Hal ini dapat dilakukan dengan mendorong peserta didik untuk mengerjakan PR, dan memeberikan tugas untuk membaca materi matematika yang akan dipelajari di rumah terlabih dahulu sebelum membahasnya di kelas.
b. Pemakaian media belajar yang mempermudah pemahaman anak
Saat mengajar matematika akan lebih mudah dipahami anak jika menggunakan alat peraga yang sesuai dengan materi, metode dan karakteristik anak, apabila penggunaan alat peraga matematika yang kurang tepat akan membuat anak menjadi merasa semakin sulit untuk mengerti apa yang sedang dipelajarinya. Hendaknya alat peraga yang digunakan sebagai media harus dapat membuat anak merasa bahwa matematika itu mudah sehingga dapat menghilangkan kesan sulit pada matematika. Karena pemilihan media atau alat peraga yang salah dapat membuat anak merasa sulit sehingga akan menimbulkan perasaan takut pada pelajaran matematika.
c. Permasalahan yang diberikan merupakan permasalahan dalam kehidupan anak sehari-hari
Matematika yang didalamnya terdapat permasalahan tentunya akan lebih mudah dipahami anak apabila permasalahan yang disuguhkan adalah permasalahan yang dijumpai pada kehidupan sehari-hari anak. Anak akan mudah untuk membayangkannya untuk setelah itu dapat diselesaikan dengan penyelesaian matematika. Permasalahan yang asing bagi anak akan sulit dipahami. Anak sudah mengalami kesulitan untuk memahami, maka akan mengalami kesulitan pula untuk mencari penyelesaiannya.
d. Tingkat kesulitan masalah sesuai dengan kemampuan anak
Tingkat kesulitan masalah yang tinggi di atas tingkat kemampuan anak akan menyebabkan anak kesulitan untuk memahami dan mencari penyelesaiannya. Anak akan merasa bahwa matematika itu sulit dan akan merasa takut pada matematika. Masalah yang diberikan pada anak sebisa mungkin harus sesuai dengan kemampuan anak sesuai dengan perkembangan kognitifnya.
e. Peningkatan kesulitan masalah sedikit demi sedikit
Sebaiknya masalah dalam matematika dimulai dari permasalahan yang mudah terlebih dahulu lalu secara bertahap pada masalah yang lebih sulit. Permulaan dengan permasalahan yang rendah akan menimbulkan keberanian pada anak dalam belajar matematika. Anak akan dapat meyelesaikan soal yang pertama dengan tingkat kesulitan masalah yang rendah, akan merasa senang dan menjadi bersemangat dalam menyelesaikan soal-soal selanjutnya sehingga tanpa disadari anak ternyata dapat menyelesaikan soal yang memiliki tingkat kesulitan lebih tinggi dibanding soal yang pertama.

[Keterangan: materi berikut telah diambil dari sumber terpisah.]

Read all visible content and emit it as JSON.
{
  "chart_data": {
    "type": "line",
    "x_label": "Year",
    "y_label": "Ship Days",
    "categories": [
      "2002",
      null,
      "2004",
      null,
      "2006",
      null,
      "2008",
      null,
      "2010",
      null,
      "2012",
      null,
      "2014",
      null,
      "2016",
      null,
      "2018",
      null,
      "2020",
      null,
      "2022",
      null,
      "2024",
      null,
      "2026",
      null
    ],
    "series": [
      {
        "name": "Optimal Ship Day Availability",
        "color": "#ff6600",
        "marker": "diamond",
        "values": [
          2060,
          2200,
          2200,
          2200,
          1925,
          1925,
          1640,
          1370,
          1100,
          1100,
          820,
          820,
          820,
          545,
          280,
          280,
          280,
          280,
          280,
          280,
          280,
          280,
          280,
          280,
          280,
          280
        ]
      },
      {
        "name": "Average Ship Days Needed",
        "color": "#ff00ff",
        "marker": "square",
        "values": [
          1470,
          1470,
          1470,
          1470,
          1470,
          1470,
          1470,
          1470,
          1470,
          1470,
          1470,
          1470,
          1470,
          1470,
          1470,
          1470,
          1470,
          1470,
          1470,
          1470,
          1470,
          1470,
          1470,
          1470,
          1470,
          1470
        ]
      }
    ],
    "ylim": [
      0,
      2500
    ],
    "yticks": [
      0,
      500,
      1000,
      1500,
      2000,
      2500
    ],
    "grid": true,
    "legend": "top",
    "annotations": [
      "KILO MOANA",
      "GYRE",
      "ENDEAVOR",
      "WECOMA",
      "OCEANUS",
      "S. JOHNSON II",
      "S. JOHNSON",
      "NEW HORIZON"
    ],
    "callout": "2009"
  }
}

f. Memberi kebebasan anak untuk menyelesaikan masalah menurut caranya, atau sesuai dengan kemampuannya
Pengalaman dan kemampuan matematis setiap anak untuk menyelesaikan masalah berbeda-beda. Oleh karena itu cara mereka mencari penyelesaian masalahnya juga berbeda, sesuai dengan pengalaman dan kemampuannya. Guru hendaknya bersikap lebih bijaksana saat memeriksa dan menilai pekerjaan anak. Untuk itu guru harus memahami suatu topik matematika. Dengan memeriksa pekerjaan anak guru dapat mengetahui sampai dimana pemahaman dan penguasaan anak terhadap suatu topik matematika tertentu.
g. Menghilangkan rasa takut anak untuk belajar matematika
Ada beberapa cara untuk mengatasi rasa takut pada anak antara lain dengan bersikap ramah, memberi bimbingan dan tuntunan dengan rasa sabar pada setiap peserta didik, memberi motivasi dan dorongan agar berani mencoba menyelesaikan permasalahan matematika. Jika anak melakukan kesalahan saat mencari penyelesaian masalah, sebaiknya guru tidak langsung menyalahkan, tetapi membimbing anak untuk mencari penyelesaian masalah yang tepat, sehingga anak dapat melakukan pembetulan pada pekerjaannya yang salah sehingga anak dapat lebih memahami serta kemampuan tersebut akan selalu diingat anak. Setelah anak dapat melakukan pembetulan atas pekerjaannya yang salah maka anak akan merasa matematika tidak sulit dan akan timbul keberanian untuk belajar matematika lebih lanjut.
Dari paparan di atas, dapat diperoleh kesimpulan bahwa matematika itu tidak sulit, jika anak dapat memahami dan menyelesaikan atau menjawab dengan benar.Untuk dapat memberi kesan matematika tidak sulit, dibutuhkan pendekatan psikologis pada anak. Salah satunya dengan mengetahui tingkat kecerdasan emosinya.